Les impôts qui viennent

Nous avons déjà anticipé qu’il ne semble pas y avoir de taxe à l’horizon, à moins que la Commission européenne ou la BCE n’imposent un ajustement plus déterminé de ce taux d’endettement public, ce qui est peu probable compte tenu de la situation comparée d’autres pays (Italie, 144 % , France, 112 %, Belgique, 105 %, toutes les données datent de 2022). Mais nous ne pouvons pas non plus l’exclure si ces pays font un plus grand effort de réduction de la dette dans leurs programmes respectifs que le nôtre. Et quels changements fiscaux semblent se profiler à l’horizon dans notre programme de stabilité ? Dans le tableau 5, je présente les principales lignes d’horizon des recettes publiques jusqu’en 2026.

Comme je l’ai mentionné précédemment, la quasi-totalité de l’augmentation des recettes publiques a déjà eu lieu jusqu’en 2023. Il s’agit d’une augmentation de 4 à 5 points de PIB par rapport à la décennie précédente, qu’elle soit mesurée en recettes totales (y compris les taxes, les devis et les taux). ) comme la pression fiscale (hors taux) ou simplement les taxes. Bien qu’une bonne partie de cette augmentation de la collecte en termes de PIB soit due à l’épisode inflationniste. ET de 2023 à 2026 il n’y a pas de taxe en vue. La collecte des impôts augmente d’un point de PIB, la pression fiscale de neuf dixièmes et les recettes publiques totales de seulement quatre dixièmes.

Concernant les différents composants, il est surprenant gel de la fiscalité indirecte en termes de PIBmalgré la hausse de la fiscalité verte (par exemple, la nouvelle taxe sociale sur les emballages plastiques non réutilisables) et la récupération attendue d’une partie des allégements de TVA mis en place pour atténuer la flambée inflationniste des familles.

Il ne semble pas non plus que la taxe sur le capital augmente, qui est même réduite non seulement par rapport à 2023, mais aussi par rapport à la décennie précédente (deux dixièmes du PIB). Il surprend aussi le gel des revenus des cotisations sociales, malgré la réforme du mécanisme d’équité intergénérationnelle de la réforme du système de retraite. Ainsi, tout l’effort d’augmentation des revenus repose sur les impôts directs (environ un point de PIB). Mais le document lui-même explique que cette augmentation est due à la réforme de l’impôt sur les sociétés, et non à l’impôt sur le revenu des personnes physiques.

Priorités de dépenses : Défense

Enfin, dans le tableau 6, je présente les informations sur la répartition des principales fonctions de la dépense publique, à la fois en termes de PIB, ainsi qu’en valeur absolue (millions d’euros) et en taux de croissance annuels.

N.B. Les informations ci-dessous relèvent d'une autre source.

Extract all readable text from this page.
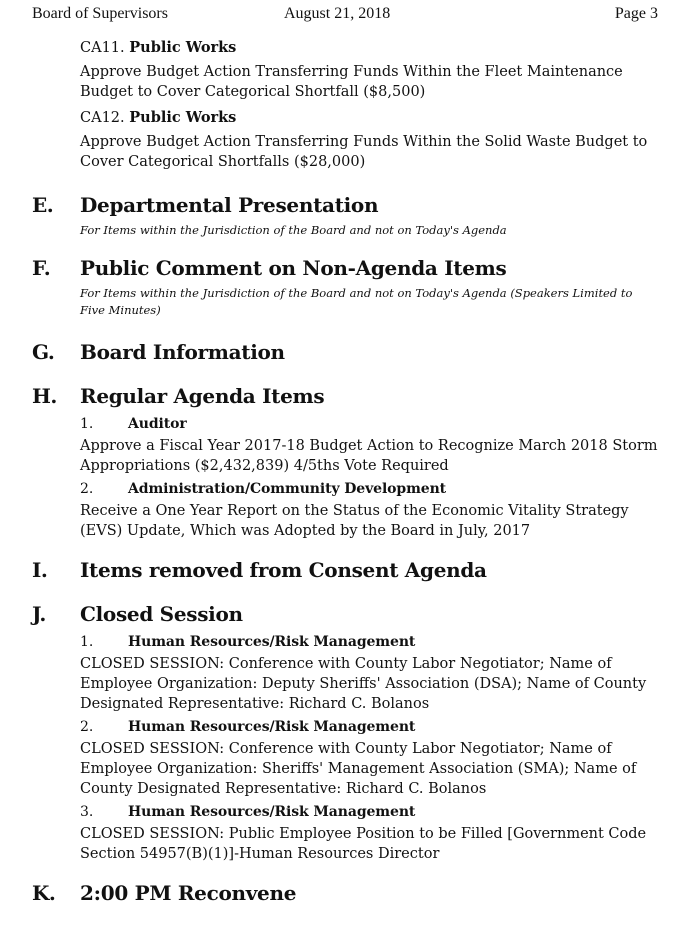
Board of Supervisors	August 21, 2018	Page 3
CA11. Public Works
Approve Budget Action Transferring Funds Within the Fleet Maintenance Budget to Cover Categorical Shortfall ($8,500)
CA12. Public Works
Approve Budget Action Transferring Funds Within the Solid Waste Budget to Cover Categorical Shortfalls ($28,000)
E. Departmental Presentation
For Items within the Jurisdiction of the Board and not on Today's Agenda
F. Public Comment on Non-Agenda Items
For Items within the Jurisdiction of the Board and not on Today's Agenda (Speakers Limited to Five Minutes)
G. Board Information
H. Regular Agenda Items
1. Auditor
Approve a Fiscal Year 2017-18 Budget Action to Recognize March 2018 Storm Appropriations ($2,432,839) 4/5ths Vote Required
2. Administration/Community Development
Receive a One Year Report on the Status of the Economic Vitality Strategy (EVS) Update, Which was Adopted by the Board in July, 2017
I. Items removed from Consent Agenda
J. Closed Session
1. Human Resources/Risk Management
CLOSED SESSION: Conference with County Labor Negotiator; Name of Employee Organization: Deputy Sheriffs' Association (DSA); Name of County Designated Representative: Richard C. Bolanos
2. Human Resources/Risk Management
CLOSED SESSION: Conference with County Labor Negotiator; Name of Employee Organization: Sheriffs' Management Association (SMA); Name of County Designated Representative: Richard C. Bolanos
3. Human Resources/Risk Management
CLOSED SESSION: Public Employee Position to be Filled [Government Code Section 54957(B)(1)]-Human Resources Director
K. 2:00 PM Reconvene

Du côté des coupes, l’ajustement de la fonction affaires économiques se démarque, principalement du fait de la fin du soutien aux entreprises (ERTES, subventions) et celui des aides directes et financières aux secteurs touchés par la crise. Aussi moins de dépenses de protection sociale, compte tenu des projections pour taux de chômage, qui passera de deux chiffres en 2026, pour la première fois depuis 2007, près de deux décennies plus tard. Et celui des activités récréatives et culturelles. Les dépenses de logement, d’éducation, de santé et d’ordre et de sécurité publics sont maintenues, malgré les campagnes électorales des uns et des autres.

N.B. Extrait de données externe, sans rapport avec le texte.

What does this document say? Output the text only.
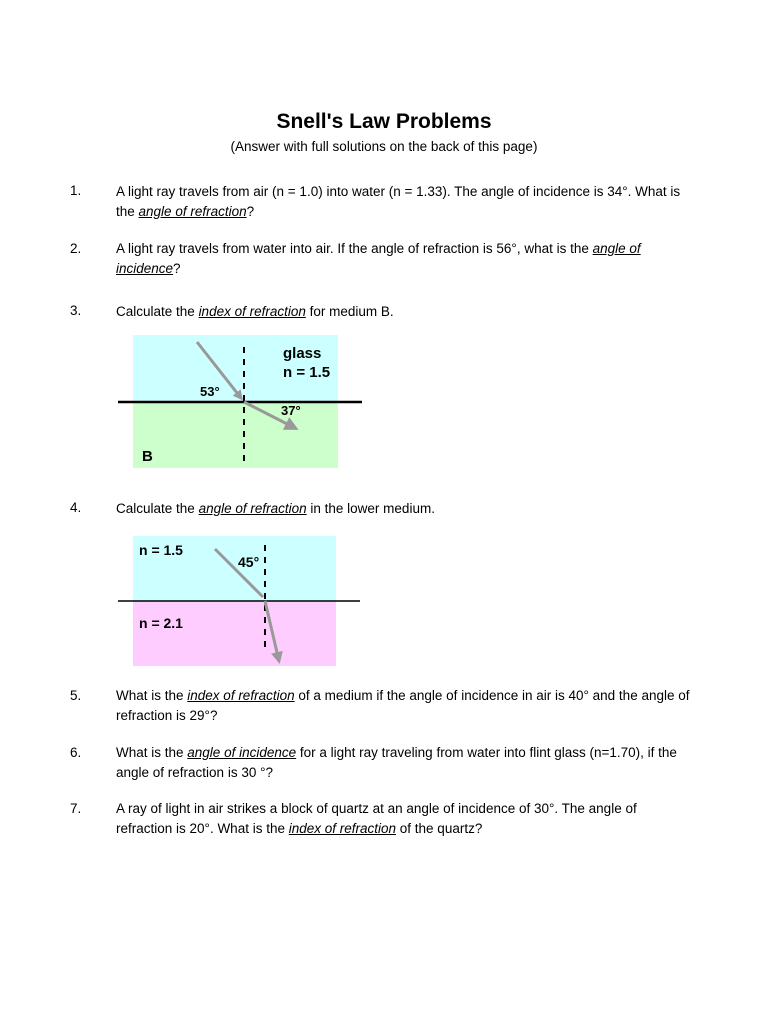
Snell's Law Problems

(Answer with full solutions on the back of this page)

1.	A light ray travels from air (n = 1.0) into water (n = 1.33). The angle of incidence is 34°. What is the angle of refraction?
2.	A light ray travels from water into air. If the angle of refraction is 56°, what is the angle of incidence?
3.	Calculate the index of refraction for medium B.
glass
n = 1.5
53°
37°
B
4.	Calculate the angle of refraction in the lower medium.
n = 1.5
45°
n = 2.1
5.	What is the index of refraction of a medium if the angle of incidence in air is 40° and the angle of refraction is 29°?
6.	What is the angle of incidence for a light ray traveling from water into flint glass (n=1.70), if the angle of refraction is 30 °?
7.	A ray of light in air strikes a block of quartz at an angle of incidence of 30°. The angle of refraction is 20°. What is the index of refraction of the quartz?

En termes de PIB, les dépenses de protection de l’environnement se sont également stabilisées. La seule fonction qui augmente significativement est la Défense. On parle de trois dixièmes du PIB, ce qui ne semble pas très pertinent. Mais en millions d’euros, il s’agit d’environ passer de 12 000 millions annuels en 2021 à près de 21 000 millions en 2026, soit une augmentation cumulée de 73 %. Sans aucun doute, une grande opportunité pour l’industrie de la défense nationale.